Vue sur le village de Chanaz et le canal de Savières
Le Rhône – sa géographie renvoie à celle des Alpes, évadé d’un glacier Suisse dans le Valais, son flot s’écoule en dehors du Léman pour ensuite arroser la Savoie. Le lac du Bourget, dont les villes de Chambery et Aix-les-Bains bordent les rivages, remet aussi ses eaux limpides au fleuve Rhodanus. Le canal de Savières en est le messager, transportant cette vive offrande sur une distance de 4,5 kilomètres. Le village de Chanaz, suspendu à ses pontons de bois, s’élève sur un petit monticule de roche, sous la vigilance du Mont Colombier. Dans le vignoble environnant, on cultive le raisin jaquère, lequel ordonne un vin blanc vif et légèrement sucré. Il y a eu du passage, à Chanaz. Jusqu’au XIXe siècle, les bateaux de commerce profitaient du canal pour relier le lac aux cités rhodaniennes. Dans ses mémoires, Paul Lancrenon, remarquait : « à l’automne, de nombreux bateaux d’une construction primitive et entièrement chargés de pommes descendent le Rhône et viennent s’amarrer à Lyon, au pont Morand. Au pied du mont du Chat, je prends le même chemin que les pommes de Chanaz». Aujourd’hui, hormis quelques bateaux de plaisance, il n’y a plus de passage. Lancrenon qui allait, quelques années plus tard, descendre en périssoire le cours de la Volga, avait dormi à Chanaz. Je fais donc de même puisqu’on me remet la clé d’une chambre à la pension dite du Doux Nid.
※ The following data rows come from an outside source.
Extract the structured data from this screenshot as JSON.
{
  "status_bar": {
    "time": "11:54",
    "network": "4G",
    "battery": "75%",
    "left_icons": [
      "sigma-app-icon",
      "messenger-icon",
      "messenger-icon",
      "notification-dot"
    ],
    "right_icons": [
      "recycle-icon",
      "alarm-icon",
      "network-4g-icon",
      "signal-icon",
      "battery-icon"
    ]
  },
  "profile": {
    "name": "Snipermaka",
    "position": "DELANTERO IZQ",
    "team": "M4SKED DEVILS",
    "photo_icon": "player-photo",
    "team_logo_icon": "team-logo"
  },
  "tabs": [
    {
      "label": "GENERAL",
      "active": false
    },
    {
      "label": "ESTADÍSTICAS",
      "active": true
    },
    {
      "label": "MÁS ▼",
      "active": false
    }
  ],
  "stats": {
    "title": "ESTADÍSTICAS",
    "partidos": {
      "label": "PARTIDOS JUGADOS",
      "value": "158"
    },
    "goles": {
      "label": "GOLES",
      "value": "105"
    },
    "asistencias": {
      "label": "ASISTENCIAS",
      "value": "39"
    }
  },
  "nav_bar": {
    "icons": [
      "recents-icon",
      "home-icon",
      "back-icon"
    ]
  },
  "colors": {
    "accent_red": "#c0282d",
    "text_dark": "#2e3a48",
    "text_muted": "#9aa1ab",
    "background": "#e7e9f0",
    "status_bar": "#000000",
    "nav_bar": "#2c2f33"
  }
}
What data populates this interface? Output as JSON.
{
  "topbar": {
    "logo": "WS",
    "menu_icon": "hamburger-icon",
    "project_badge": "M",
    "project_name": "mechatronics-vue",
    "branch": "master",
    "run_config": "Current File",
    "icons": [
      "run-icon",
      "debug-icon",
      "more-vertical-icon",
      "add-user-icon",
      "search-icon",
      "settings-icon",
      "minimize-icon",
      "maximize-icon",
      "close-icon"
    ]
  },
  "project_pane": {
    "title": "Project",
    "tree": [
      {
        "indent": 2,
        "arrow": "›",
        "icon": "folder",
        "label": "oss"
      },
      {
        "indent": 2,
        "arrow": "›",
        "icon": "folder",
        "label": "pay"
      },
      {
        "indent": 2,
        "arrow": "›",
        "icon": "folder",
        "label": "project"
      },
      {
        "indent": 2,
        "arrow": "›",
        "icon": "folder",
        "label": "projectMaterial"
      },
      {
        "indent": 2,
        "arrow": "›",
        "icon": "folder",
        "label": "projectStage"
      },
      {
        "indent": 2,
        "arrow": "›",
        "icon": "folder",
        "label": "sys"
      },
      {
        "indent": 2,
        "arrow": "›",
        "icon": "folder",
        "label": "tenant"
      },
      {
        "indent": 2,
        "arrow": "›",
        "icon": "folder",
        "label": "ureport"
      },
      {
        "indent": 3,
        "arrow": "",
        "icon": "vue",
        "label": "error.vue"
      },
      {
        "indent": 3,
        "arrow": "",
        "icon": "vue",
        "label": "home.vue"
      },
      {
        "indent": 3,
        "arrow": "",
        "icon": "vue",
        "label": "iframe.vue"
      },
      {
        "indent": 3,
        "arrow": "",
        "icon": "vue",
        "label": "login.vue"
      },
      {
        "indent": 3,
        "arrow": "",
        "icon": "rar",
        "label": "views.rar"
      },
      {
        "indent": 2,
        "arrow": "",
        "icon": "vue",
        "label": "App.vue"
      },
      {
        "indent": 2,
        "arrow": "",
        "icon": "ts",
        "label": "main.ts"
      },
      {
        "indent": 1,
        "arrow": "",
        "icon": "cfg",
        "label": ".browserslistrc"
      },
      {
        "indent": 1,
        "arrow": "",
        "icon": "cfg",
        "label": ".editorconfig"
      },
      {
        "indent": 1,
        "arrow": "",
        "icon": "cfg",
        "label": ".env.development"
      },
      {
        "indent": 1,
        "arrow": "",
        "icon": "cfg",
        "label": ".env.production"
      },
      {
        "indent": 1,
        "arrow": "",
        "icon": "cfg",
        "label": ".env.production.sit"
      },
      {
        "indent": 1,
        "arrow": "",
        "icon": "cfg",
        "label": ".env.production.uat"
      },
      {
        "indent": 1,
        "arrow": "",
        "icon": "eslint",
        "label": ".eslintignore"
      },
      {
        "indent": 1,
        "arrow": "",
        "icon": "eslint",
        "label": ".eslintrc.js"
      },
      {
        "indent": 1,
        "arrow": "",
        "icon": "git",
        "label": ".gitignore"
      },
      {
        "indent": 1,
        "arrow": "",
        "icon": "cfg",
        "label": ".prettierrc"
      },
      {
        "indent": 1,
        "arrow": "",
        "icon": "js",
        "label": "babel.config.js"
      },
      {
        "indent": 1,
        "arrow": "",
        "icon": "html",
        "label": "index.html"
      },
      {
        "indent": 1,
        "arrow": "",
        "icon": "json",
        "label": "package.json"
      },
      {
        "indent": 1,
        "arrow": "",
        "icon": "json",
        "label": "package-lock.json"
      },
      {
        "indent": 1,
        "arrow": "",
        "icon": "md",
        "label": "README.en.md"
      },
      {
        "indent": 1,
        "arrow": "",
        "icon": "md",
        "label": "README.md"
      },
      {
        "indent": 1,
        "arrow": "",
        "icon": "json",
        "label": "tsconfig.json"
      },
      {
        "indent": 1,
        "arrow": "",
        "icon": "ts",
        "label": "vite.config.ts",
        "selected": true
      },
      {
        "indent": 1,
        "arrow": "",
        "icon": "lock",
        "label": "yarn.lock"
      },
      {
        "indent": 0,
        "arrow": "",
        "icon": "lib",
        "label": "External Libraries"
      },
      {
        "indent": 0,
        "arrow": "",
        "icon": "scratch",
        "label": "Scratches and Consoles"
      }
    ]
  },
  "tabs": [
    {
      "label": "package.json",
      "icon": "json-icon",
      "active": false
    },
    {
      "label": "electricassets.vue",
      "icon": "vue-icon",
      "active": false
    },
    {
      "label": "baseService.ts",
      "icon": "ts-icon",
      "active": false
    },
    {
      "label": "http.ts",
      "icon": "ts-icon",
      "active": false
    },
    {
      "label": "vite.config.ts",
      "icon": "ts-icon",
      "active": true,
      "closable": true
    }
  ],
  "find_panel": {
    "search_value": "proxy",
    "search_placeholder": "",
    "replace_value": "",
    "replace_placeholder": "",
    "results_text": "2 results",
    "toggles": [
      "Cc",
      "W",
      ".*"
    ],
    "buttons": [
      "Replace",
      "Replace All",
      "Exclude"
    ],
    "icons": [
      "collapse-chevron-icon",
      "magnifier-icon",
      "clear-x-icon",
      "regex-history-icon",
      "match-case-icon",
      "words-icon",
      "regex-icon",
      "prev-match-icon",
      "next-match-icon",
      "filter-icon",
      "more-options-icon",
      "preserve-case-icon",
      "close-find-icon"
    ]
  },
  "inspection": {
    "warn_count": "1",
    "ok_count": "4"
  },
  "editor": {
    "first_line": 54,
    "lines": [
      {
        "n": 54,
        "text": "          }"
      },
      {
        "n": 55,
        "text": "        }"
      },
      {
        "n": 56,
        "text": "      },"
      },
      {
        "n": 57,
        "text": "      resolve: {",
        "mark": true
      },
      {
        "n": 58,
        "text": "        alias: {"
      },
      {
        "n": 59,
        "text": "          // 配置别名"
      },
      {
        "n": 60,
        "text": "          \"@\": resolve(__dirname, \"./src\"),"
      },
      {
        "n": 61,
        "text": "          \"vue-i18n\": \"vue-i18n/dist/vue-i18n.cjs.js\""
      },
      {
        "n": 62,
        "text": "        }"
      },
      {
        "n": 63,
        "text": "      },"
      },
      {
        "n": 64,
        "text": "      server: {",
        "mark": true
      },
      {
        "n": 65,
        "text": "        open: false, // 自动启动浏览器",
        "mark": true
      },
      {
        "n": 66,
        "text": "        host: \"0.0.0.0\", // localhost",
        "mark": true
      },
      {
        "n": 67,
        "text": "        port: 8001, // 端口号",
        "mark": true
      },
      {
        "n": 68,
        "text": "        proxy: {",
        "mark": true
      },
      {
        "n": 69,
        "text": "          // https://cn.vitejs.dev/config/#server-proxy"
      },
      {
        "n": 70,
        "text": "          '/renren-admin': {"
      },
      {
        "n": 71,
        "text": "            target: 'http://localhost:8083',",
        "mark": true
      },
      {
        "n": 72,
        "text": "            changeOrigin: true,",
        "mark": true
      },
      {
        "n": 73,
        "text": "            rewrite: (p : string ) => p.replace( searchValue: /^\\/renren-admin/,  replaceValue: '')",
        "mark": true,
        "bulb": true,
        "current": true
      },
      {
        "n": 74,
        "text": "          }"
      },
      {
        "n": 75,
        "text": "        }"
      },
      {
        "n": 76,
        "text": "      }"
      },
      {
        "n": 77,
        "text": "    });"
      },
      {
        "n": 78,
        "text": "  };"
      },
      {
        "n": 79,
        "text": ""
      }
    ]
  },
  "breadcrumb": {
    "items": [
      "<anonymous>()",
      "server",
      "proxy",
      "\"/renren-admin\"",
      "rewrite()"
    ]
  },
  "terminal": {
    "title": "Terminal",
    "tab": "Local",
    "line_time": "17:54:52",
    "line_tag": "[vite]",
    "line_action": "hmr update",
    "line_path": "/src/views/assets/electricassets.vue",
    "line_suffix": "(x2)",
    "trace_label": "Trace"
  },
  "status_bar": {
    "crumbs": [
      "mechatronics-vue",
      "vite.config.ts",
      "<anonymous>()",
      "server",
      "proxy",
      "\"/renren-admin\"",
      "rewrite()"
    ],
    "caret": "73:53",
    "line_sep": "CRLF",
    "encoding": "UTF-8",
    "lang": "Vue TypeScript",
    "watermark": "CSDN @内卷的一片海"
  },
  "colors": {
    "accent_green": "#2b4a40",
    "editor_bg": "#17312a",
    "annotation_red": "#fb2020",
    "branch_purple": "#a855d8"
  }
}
On notera que Chanaz est équipée de longs pontons pour les bateaux de loisir, mais ils sont trop hauts pour un kayakiste. Dans tout le village, pardonnez-moi, mais il n’y a aucun espace pour embarquer en douceur. Le seul chemin, est celui tortueux, en pente et chaotique qui se trouve le long du Pont en Arche. C’est un bien vilain chemin, pas du tout adapté. C’est par ce même dédale que je me mets sur l’eau, à 7h30 du matin et dans le seul objectif que d’aller rencontrer le grand Rhône. Ce sont 130 kilomètres qui me séparent de Lyon. Dans la foulée, je franchis le barrage de Chanaz. La brume s’est immiscée entre les flancs des falaises, en rive sud celles de la Savoie, et sur la rive nord, celles de l’Ain. C’est sur une ligne de démarcation vibrante que je m’engage. Un courant léger m’aide à démarrer. Rapidement, un premier seuil se présente, je le passe par la veine d’eau resserrée à droite d’un gros rocher. La chute dure quelques instants, m’éclabousse fort, mais ça passe !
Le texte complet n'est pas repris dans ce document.